Algunos hemos subido por esa ladera con mucho, mucho, esfuerzo, en parte por inconformismo (no queríamos quedarme en el primer balcón de la carretera desde donde sólo se veía el terrenito medio seco) y en parte por curiosidad (¡¿cómo no querer ver las vistas que se alcanzan desde lo alto de la cima?). Veo a los que se han quedado en el camino, como veo a mi hijo adolescente que ni sabe ni es capaz de vislumbrar todo lo que hay detrás del conocimiento, y siento la impotencia de no poder comunicarle los castillos dorados con cascadas infinitas que se ven desde lo alto de la cima. ¡Sigan subiendo! ¡Animen a todos a subir! Sobre todo a los niños y a los jóvenes. Apreciar un claroscuro de un cuadro de Ribalta en El Prado o un lied exquisito de Mahler o entender la hermenéutica de Gadamer, requiere preparación y esfuerzo (subir más kilómetros de la ladera) y te permite ver vistas increíbles del mundo. Haber entrenado diez mil horas para dominar un deporte o haber trabajado la filosofía de manera metódica durante años o haber leído toda la narrativa de un periodo histórico y comprender todas sus conexiones o haber viajado por decenas de países o haber dirigido orquestas en grandiosos conciertos me ha llevado a cumbres que no os puedo compartir, pero que me llevan a imploraros que sigáis: ¡Subid, seguid subiendo por la ladera del esfuerzo!, no os resignéis, no permitáis que vuestros hijos y nietos se resignen a dejar de subir, a acomodarse en el margen de la primera o segunda loma. Subid. Hay tesoros inenarrables al otro lado de la montaña ¡y merecen la pena! Si mueres sin visitar al menos medio mundo, sin haber entendido la filosofía de Spinoza, sin haber disfrutado los siete volúmenes de «En busca del tiempo perdido», sin haber ganado una gran competición, sin haber recitado textos de Moliere en un escenario, sin haber tocado una Partita de Bach al piano, sin haber dirigido la Sinfonía «Resurrección» de Mahler, te has dejado muchas, muchas, cosas grandiosas por hacer en esta vida. Todas cuestan un trabajo ímprobo, pero dan una recompensa luminosa, extracorporal, sublime. No es sólo una emoción fuerte lo que se consigue, es una plenitud, una conexión con todo tu ser y con el de otros que profundizaron desde su inteligencia y esfuerzo.
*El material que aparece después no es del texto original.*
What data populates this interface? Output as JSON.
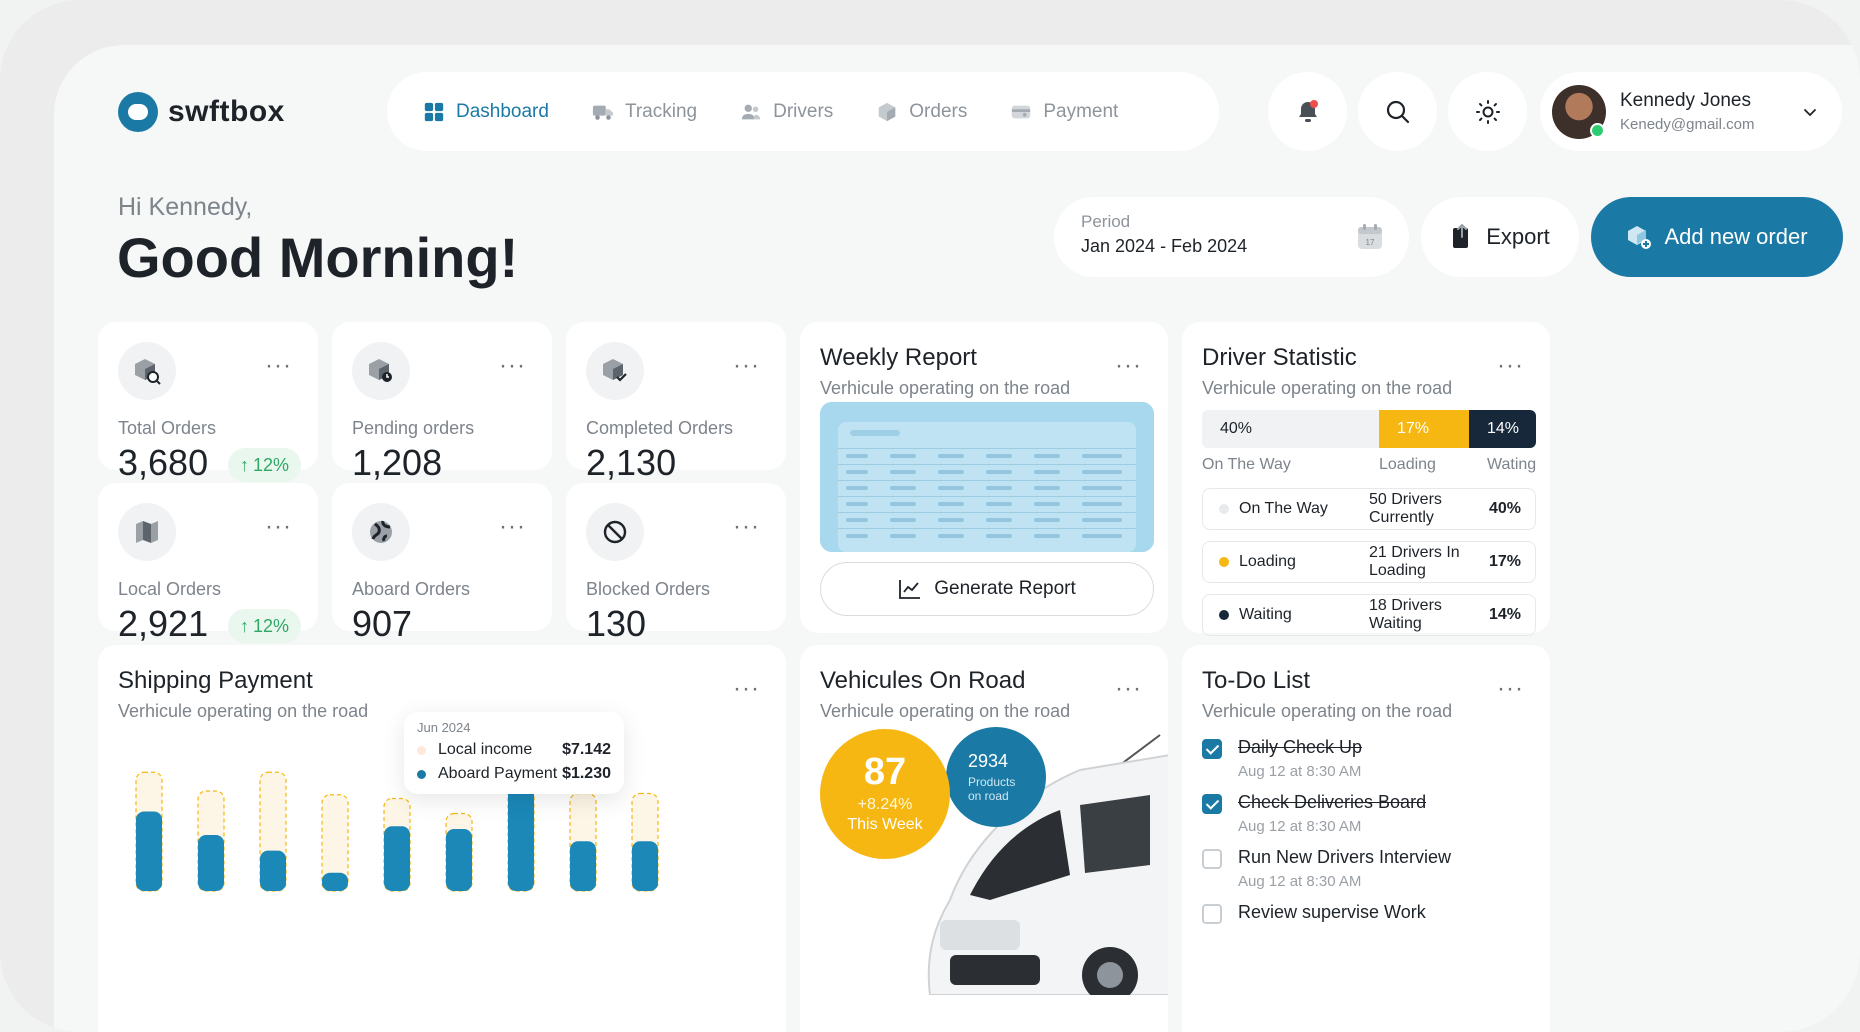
{
  "brand": {
    "name": "swftbox"
  },
  "nav": [
    {
      "label": "Dashboard",
      "icon": "dashboard-icon",
      "active": true
    },
    {
      "label": "Tracking",
      "icon": "truck-icon",
      "active": false
    },
    {
      "label": "Drivers",
      "icon": "drivers-icon",
      "active": false
    },
    {
      "label": "Orders",
      "icon": "box-icon",
      "active": false
    },
    {
      "label": "Payment",
      "icon": "payment-icon",
      "active": false
    }
  ],
  "user": {
    "name": "Kennedy Jones",
    "email": "Kenedy@gmail.com"
  },
  "greeting": {
    "small": "Hi Kennedy,",
    "big": "Good Morning!"
  },
  "period": {
    "label": "Period",
    "value": "Jan 2024 - Feb 2024"
  },
  "actions": {
    "export": "Export",
    "add_order": "Add new order"
  },
  "stats": [
    {
      "label": "Total Orders",
      "value": "3,680",
      "badge": "12%",
      "icon": "box-search-icon"
    },
    {
      "label": "Pending orders",
      "value": "1,208",
      "badge": null,
      "icon": "box-clock-icon"
    },
    {
      "label": "Completed Orders",
      "value": "2,130",
      "badge": null,
      "icon": "box-check-icon"
    },
    {
      "label": "Local Orders",
      "value": "2,921",
      "badge": "12%",
      "icon": "map-icon"
    },
    {
      "label": "Aboard Orders",
      "value": "907",
      "badge": null,
      "icon": "globe-icon"
    },
    {
      "label": "Blocked Orders",
      "value": "130",
      "badge": null,
      "icon": "blocked-icon"
    }
  ],
  "weekly_report": {
    "title": "Weekly Report",
    "subtitle": "Verhicule operating on the road",
    "button": "Generate Report"
  },
  "driver_statistic": {
    "title": "Driver Statistic",
    "subtitle": "Verhicule operating on the road",
    "segments": [
      {
        "label": "On The Way",
        "pct": "40%",
        "value": 40,
        "color": "#f1f2f3"
      },
      {
        "label": "Loading",
        "pct": "17%",
        "value": 17,
        "color": "#f6b712"
      },
      {
        "label": "Wating",
        "pct": "14%",
        "value": 14,
        "color": "#16283a"
      }
    ],
    "rows": [
      {
        "name": "On The Way",
        "desc": "50 Drivers Currently",
        "pct": "40%",
        "color": "#e8eaec"
      },
      {
        "name": "Loading",
        "desc": "21 Drivers In Loading",
        "pct": "17%",
        "color": "#f6b712"
      },
      {
        "name": "Waiting",
        "desc": "18 Drivers Waiting",
        "pct": "14%",
        "color": "#16283a"
      }
    ]
  },
  "shipping_payment": {
    "title": "Shipping Payment",
    "subtitle": "Verhicule operating on the road",
    "tooltip": {
      "date": "Jun 2024",
      "rows": [
        {
          "name": "Local income",
          "value": "$7.142",
          "color": "#fde9dc"
        },
        {
          "name": "Aboard Payment",
          "value": "$1.230",
          "color": "#1b7aa5"
        }
      ]
    },
    "bars": [
      {
        "fill": 0.67
      },
      {
        "fill": 0.56
      },
      {
        "fill": 0.34
      },
      {
        "fill": 0.19
      },
      {
        "fill": 0.7
      },
      {
        "fill": 0.8
      },
      {
        "fill": 1.0
      },
      {
        "fill": 0.51
      },
      {
        "fill": 0.51
      }
    ],
    "totals": [
      0.95,
      0.8,
      0.95,
      0.77,
      0.74,
      0.62,
      0.92,
      0.78,
      0.78
    ],
    "colors": {
      "fill": "#1b88b8",
      "track": "#fdf6e6",
      "track_border": "#f6b712"
    }
  },
  "vehicles": {
    "title": "Vehicules On Road",
    "subtitle": "Verhicule operating on the road",
    "main_value": "87",
    "main_change": "+8.24%",
    "main_period": "This Week",
    "secondary_value": "2934",
    "secondary_label": "Products on road"
  },
  "todo": {
    "title": "To-Do List",
    "subtitle": "Verhicule operating on the road",
    "items": [
      {
        "title": "Daily Check Up",
        "time": "Aug 12 at 8:30 AM",
        "done": true
      },
      {
        "title": "Check Deliveries Board",
        "time": "Aug 12 at 8:30 AM",
        "done": true
      },
      {
        "title": "Run New Drivers Interview",
        "time": "Aug 12 at 8:30 AM",
        "done": false
      },
      {
        "title": "Review supervise Work",
        "time": "",
        "done": false
      }
    ]
  }
}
Hay vistas maravillosas desde las altas cumbres del esfuerzo, pero el drama es que nadie las puede intuir desde abajo. Hay que tener fe en el premio. Tenedla.
Los que hemos cantado la «Gran Misa en Do menor» de Mozart o hemos dirigido «Muerte y transfiguración» de Richard Strauss o hemos tenido un momento de goce en la comprensión de una proposición de lógica de segundo orden o de una argumentación de Gadamer sobre hermenéutica o hemos llorado inventando un pasaje de una novela, cuando después nos deslizamos hacia abajo por la cuesta del olvido no podemos dejar de aspirar a volver a las altas cotas y, como unos yonquis de la plenitud, mantenemos la tensión y el esfuerzo por volver a palpar los goces de esas visiones que nos da la altura de la cresta.
Soy incapaz de imaginar qué sentirá un matemático cuando entiende la conjetura de Poincaré o un ingeniero cuando planifica con todo detalle una planta de construcción de vehículos o un juez cuando discierne los enrevesados matices de un caso y se encuentra cerca de la verdad, pero lo que sí sé es que para sentir esa plenitud (obsérvese que no digo ‘placer’) ha requerido un esfuerzo ingente de aprendizaje y entrenamiento, pisa la cumbre, contempla lo que ningún mortal pusilánime podrá contemplar y otorga mucho más valor a su vida.